The story goes like this. As a top female assassin, Kate (Winstead) is in Japan taking down a top yakuza target. Unfortunately, she is forced to do so with a child (Miku Patricia Martineau) standing right next to him. This inspires her to tell her handler, Varrick (Woody Harrelson) that after the next assignment, she’s done. Feeling ready for the next chapter, she meets a handsome stranger at a hotel bar and the two head up to his room for a little wine and a lot of sex. Later, as she readies herself to kill her last mark, she stumbles and misses, soon realizing she’s been poisoned. Who didn’t see that coming? Now, with only a few hours to live, she’s out to find out who did it and get revenge. Screw the why.

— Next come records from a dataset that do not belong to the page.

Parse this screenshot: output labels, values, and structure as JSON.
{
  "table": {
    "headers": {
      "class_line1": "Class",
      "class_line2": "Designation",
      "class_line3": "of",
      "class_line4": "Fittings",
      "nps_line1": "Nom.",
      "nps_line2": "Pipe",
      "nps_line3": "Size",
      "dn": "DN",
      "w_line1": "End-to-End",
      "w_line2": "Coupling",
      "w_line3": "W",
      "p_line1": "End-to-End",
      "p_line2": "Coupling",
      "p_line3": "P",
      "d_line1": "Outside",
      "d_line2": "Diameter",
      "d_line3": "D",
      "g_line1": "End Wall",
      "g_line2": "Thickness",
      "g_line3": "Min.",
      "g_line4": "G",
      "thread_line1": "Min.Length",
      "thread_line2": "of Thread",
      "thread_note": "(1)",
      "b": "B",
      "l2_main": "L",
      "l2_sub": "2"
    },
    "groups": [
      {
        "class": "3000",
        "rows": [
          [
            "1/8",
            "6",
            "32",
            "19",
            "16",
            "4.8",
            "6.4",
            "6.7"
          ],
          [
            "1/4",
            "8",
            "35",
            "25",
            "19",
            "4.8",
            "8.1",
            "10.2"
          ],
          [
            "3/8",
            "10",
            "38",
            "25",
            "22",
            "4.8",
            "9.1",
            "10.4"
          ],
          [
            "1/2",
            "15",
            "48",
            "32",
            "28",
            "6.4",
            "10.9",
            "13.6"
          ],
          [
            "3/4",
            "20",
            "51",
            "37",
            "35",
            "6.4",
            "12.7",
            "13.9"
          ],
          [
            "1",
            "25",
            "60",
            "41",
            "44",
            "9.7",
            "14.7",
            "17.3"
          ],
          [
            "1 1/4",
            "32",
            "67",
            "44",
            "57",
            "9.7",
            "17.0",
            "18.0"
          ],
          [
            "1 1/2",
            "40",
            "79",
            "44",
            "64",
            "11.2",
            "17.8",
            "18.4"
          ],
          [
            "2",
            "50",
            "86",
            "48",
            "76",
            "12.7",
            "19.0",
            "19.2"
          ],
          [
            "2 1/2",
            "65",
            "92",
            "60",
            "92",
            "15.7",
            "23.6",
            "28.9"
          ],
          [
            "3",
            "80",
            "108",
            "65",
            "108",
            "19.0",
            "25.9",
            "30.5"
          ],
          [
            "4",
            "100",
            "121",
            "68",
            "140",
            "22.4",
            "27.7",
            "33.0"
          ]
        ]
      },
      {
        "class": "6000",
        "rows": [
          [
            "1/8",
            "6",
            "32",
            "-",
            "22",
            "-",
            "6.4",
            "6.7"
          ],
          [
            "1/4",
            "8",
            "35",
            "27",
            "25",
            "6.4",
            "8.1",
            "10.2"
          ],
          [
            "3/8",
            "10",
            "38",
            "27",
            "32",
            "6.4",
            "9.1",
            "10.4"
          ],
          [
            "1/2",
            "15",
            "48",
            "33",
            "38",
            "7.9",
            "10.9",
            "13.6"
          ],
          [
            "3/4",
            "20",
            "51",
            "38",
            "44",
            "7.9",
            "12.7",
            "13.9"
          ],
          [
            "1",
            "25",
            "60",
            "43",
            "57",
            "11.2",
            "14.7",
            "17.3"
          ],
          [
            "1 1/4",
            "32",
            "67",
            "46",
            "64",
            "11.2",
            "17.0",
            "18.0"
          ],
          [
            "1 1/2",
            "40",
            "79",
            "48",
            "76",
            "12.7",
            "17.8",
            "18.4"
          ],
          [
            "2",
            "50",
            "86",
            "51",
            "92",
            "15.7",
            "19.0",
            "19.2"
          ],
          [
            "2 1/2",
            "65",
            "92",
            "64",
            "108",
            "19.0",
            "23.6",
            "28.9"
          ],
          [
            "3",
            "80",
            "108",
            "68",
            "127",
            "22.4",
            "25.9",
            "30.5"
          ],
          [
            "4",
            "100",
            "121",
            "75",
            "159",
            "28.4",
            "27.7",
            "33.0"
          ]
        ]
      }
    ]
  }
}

So you’ve read all that and made a mental checklist of all the things that you’ve actually seen in movies before. I know. It’s a long list. And I agree. But where Nicolas-Troyan’s film succeeds, aside from some very well-paced and expertly choreographed action, is his attention to Kate and the subtle performance of Winstead. I was immediately drawn in to what she was doing with Kate, a fierce but weathered woman at the start, revealing that her position as an assassin is not only earned, its part of her DNA. Kate only knowns death, and when she is faced with her own, it’s not about reflection or sorrow or regret, it’s about retribution. Cold, hard, brutal, retribution. There’s a lot of dead guys is what I’m saying.

Kate 2021 © Netflixate

What works about that is how convinced we become of her abilities. Pumped up with stimulants to keep herself going, she takes on a kind of crazed, blind indignation about her killing spree, utterly fearless of death because that is the end no matter what. It’s just how many can she take down before it comes. There is a sensational fight in a secreted Japanese restaurant that should go down as companion to many others of the like, including, which I hesitate to compare as it is landmark, the hallway battle in Oldboy. Yes, Park Chan-wook‘s defining sequence is legendary and one of the greatest on-screen fights movie history, but my point is that what Winstead accomplishes in this lengthy segment is at least worthy of comparison. It’s raw, gruesome, charged with consequence, and as she slams through each shōji to the next room, filled with expectation. I watched it once for the thrill of it. Rewound again and watched it for the technical achievement of it, then once more time because dang it, it’s that good.

Why? Because Winstead carries it on her shoulders like she’s proving to the whole damned world that it’s her turn to bust things up, you’d better be paying attention. She’s does that the entire film, and by the time she gets us to the end, we love her for it, even as we know Kate’s real fate. So put your eyes on the movie and stop wasting your time working to not like it because it reminds you of something else and put your energies on Winstead and the terrific work she does in becomes one this generation’s best action stars. Thank you Ms. Winstead. I salute you.